Tapping these funds may be problematic on several accounts. Withdrawals from retirement accounts are generally taxable. If you are under 59 ½, the withdrawals can be subject to penalties in addition to the taxes due. This becomes an expensive source of funds and may throw your retirement off track.
If you must tap your 401(k), consider a loan if your employer's plan offers this option. There are no taxes due on the loan as long as its repaid according to the terms set forth in the Plan. You can continue to contribute to your retirement while also paying down the loan. The potential danger here, however, is that if you leave this employer for any reason prior to repayment, the loan could become due. If not repaid, the loan might become a taxable distribution.
Benz says, “For people still accumulating assets for retirement, incurring high out-of-pocket costs related to a natural disaster has the potential to reduce the ability to save. In a worst-case scenario, an individual might have to raid his or her retirement account prematurely, resulting in taxes and early-withdrawal penalties.”

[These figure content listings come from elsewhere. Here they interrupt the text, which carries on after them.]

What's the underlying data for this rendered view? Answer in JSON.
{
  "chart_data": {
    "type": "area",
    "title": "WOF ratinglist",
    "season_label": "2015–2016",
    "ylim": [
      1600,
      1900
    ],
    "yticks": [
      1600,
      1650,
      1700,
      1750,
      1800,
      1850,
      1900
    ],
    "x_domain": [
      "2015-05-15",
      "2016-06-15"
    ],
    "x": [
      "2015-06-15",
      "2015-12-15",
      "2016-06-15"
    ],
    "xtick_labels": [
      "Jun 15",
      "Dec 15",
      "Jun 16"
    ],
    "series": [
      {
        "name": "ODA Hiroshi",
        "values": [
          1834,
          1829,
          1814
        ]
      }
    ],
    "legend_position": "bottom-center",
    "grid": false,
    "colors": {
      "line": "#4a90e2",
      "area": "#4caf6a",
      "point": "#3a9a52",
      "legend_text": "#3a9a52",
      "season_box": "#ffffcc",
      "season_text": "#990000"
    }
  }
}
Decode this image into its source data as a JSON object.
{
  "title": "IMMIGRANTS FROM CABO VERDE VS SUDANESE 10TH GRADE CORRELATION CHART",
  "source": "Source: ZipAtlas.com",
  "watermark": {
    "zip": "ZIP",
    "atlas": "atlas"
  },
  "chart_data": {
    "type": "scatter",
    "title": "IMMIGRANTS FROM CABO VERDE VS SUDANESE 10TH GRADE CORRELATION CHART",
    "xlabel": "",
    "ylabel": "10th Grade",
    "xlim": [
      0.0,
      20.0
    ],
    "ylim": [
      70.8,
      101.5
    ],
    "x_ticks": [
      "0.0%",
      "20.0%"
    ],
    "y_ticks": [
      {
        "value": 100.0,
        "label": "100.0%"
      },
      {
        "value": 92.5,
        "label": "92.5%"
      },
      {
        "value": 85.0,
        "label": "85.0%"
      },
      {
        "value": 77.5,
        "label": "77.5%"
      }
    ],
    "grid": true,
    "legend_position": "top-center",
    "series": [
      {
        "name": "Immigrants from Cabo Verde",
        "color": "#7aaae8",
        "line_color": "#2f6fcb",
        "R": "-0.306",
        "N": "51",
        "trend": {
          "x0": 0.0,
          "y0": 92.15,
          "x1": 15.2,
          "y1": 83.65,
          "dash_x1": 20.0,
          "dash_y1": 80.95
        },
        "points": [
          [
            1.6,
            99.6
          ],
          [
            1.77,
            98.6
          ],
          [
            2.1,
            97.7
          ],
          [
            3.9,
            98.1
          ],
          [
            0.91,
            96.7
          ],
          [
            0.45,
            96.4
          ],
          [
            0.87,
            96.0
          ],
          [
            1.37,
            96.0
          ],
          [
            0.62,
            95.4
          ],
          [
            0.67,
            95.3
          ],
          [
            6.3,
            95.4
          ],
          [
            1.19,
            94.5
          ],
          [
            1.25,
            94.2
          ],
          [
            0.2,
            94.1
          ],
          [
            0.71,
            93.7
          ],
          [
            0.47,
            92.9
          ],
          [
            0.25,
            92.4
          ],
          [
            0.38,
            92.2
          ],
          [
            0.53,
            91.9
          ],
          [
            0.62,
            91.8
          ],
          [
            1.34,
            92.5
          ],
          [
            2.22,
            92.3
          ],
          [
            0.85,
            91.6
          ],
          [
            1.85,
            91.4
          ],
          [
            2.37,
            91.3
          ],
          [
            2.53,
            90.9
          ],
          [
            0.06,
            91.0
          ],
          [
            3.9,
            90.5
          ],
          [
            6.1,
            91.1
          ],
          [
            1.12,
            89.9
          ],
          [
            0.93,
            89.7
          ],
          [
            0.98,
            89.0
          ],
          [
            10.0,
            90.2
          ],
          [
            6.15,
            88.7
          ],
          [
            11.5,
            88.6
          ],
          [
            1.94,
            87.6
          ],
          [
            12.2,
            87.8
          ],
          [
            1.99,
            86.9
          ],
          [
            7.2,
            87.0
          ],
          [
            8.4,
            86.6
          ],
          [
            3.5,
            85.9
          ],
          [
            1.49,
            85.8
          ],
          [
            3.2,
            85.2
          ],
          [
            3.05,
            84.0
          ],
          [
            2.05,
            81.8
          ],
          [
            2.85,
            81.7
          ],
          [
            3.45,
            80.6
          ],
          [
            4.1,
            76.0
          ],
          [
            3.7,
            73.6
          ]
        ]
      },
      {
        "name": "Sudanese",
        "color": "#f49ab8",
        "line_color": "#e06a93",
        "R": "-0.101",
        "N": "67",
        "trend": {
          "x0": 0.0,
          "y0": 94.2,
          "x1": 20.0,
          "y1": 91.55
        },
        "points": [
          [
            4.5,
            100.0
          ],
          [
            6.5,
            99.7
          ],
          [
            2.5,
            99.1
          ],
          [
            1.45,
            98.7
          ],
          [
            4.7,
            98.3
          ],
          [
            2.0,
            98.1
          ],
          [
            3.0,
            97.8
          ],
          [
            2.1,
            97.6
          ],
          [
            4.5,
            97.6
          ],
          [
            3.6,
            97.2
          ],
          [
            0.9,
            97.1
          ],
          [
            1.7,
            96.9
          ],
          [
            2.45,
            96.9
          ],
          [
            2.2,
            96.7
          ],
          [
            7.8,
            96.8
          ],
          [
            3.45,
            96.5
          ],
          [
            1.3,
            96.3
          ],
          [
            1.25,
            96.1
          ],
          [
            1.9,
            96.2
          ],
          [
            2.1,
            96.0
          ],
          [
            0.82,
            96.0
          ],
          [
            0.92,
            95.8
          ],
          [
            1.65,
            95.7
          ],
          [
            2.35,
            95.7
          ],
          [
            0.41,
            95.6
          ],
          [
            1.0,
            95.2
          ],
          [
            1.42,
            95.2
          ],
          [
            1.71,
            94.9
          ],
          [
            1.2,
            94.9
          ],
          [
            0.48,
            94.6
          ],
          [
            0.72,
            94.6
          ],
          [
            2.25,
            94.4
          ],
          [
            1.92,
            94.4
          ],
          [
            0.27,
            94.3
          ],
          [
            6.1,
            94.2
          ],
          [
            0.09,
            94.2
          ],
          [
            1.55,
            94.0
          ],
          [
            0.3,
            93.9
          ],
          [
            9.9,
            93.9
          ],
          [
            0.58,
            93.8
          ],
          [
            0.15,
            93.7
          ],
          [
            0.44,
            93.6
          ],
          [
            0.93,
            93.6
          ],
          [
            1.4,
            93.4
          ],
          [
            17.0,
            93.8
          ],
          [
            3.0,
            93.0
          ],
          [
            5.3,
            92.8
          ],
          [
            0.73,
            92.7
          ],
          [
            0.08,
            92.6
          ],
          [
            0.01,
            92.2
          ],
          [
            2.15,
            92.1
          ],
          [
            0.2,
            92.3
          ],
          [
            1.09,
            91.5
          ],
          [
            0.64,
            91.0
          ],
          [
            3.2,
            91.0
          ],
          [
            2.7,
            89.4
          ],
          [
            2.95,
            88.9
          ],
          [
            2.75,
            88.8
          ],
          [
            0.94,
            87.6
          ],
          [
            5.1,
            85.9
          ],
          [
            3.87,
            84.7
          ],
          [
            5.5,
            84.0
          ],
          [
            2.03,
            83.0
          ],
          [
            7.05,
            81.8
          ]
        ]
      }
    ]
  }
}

“During retirement, it's easy to tap retirement accounts like IRAs without incurring penalties," Benz adds, "but there can certainly be disadvantages to taking large withdrawals to pay for unanticipated, uninsured expenses. On the short list of drawbacks would be that taking too much from a retirement account early in retirement could leave an insufficient amount in place for the later retirement years. In addition, higher-than-anticipated withdrawals from tax-deferred accounts can lead to high tax bills.”
Salvaging your retirement
For those of you who are still working and accumulating assets for retirement, it can be critical to resume/continue adding to your 401(k) and other retirement accounts as soon as possible. While your lives and perhaps your careers may suffer short-term disruption, the biggest single determinant of retirement success is the amount you save and contribute while working.
For those who are already retired or who are on the cusp of retirement, you may face difficult choices. Depending upon your situation, the disaster may cause a minor hiccup in your lives or could lead to larger financial problems. It's important to assess what's been lost, the cost of replacement or moving on and, most importantly, to assess all financial resources available to you.
If you work with a financial advisor, his or her advice can be invaluable. Be sure to discuss any pre-disaster planning at your next meeting, and in the event of a disaster, your advisor can be your go-to source for getting your financial and retirement planning back on track.